Though his dream is unattainable Gatsby continues to chase after it and that makes him a strong character.


Gatsby can’t stop thinking about Daisy and how they belong together. He suffers under the fact, that she married tom when he was in the war. But one important reason why Daisy did that was because she was lonely. On page 159 she says: “she wanted her life shaped now, immediately--and the decision must be made by some force—of love, of money, of unquestionable practically—that was close at hand.” She was lonely, she longed for someone. But Gatsby was not there for her. He was gone. Tom was there for her when she needed someone and that’s why she decided for him.
Nick describes Gatsby as“…The Son of God” which he means ironically. Nick referrers to Jesus, when he said the son of god. Jesus’ father always knew what Jesus was doing. Gatsby’s father does not know a lot about his son. Also Jesus was selfless. Gatsby is recreating himself trying to fill the big hole inside of him. So is it obvious that Nick is ironically when he calls Gatsby “The Son of God”.

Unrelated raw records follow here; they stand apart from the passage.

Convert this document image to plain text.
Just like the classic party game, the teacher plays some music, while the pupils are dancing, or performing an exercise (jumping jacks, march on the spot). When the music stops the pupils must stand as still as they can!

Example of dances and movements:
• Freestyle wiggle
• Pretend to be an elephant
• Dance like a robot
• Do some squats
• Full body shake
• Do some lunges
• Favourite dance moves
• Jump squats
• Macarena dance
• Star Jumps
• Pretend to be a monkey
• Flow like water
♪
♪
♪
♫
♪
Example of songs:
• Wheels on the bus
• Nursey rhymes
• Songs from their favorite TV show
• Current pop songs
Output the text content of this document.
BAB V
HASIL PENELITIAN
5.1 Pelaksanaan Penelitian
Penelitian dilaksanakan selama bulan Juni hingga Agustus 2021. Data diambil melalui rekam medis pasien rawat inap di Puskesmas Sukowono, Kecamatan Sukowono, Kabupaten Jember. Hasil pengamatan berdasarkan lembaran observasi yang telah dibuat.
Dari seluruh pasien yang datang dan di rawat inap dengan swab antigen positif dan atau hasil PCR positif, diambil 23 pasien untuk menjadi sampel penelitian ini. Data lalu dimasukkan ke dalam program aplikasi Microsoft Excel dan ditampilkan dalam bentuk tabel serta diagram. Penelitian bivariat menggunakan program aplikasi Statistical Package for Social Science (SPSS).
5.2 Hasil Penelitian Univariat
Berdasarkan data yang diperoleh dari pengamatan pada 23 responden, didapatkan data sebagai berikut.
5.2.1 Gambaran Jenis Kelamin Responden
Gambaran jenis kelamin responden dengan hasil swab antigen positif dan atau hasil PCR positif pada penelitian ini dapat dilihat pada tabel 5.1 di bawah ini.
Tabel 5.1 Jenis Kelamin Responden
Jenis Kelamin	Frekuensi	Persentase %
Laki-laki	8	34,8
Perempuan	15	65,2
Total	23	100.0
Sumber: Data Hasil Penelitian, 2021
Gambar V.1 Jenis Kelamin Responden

On page 158 in the flashback it describes Gatsby’s time in the war: “He was worried now—there was a quality of nervous despair in Daisy’s letters.” You can compare her with a balloon. She wanted to see Gatsby so badly but he didn’t come. So she took what was there and that was Tom. She was nervous because she could not wait anymore and she was sick of being alone.


The green light on Daisy’s place at East Egg, which is almost not visible from Gatsby’s West Egg lawn, represents Gatsby’s hopes and dreams for the future. In chapter one he reaches towards it in the darkness and later in the book we find out that it symbolizes his goal, daisy, and the light should lead him there. But the light is actually already in his past, he just don’t want it to be true. Green is used a lot in the book. The money, the green light or hope, which most people connect with the color green.


When Gatsby returns from the war he wants to win Daisy back and he realizes that the only way to get Daisy to love him again was through money. Gatsby showed his logging for Daisy when “he stretched out his arms towards the dark water in a curious way” (p. 25) and Nick, the narrator of the story, having seen him do this, “I could have sworn he was trembling” (p. 26).


To Gatsby, Daisy is the perfect woman, who is beautiful and intelligent, however in reality she is not as perfect as she is in Gatsby’s imagination. Gatsby was so obsessed and focused on his dream that he didn’t even notice that Daisy is in his future. Nevertheless he took some risks such as blaming himself for Myrtles death with the car accident. You could almost say that his love to Daisy made him blind. Gatsby never achieved his goal because George Wilson kills him since he was believed to be the killer of Myrtle. But we can be sure about one thing. He earned his respect from other people by chasing his dream.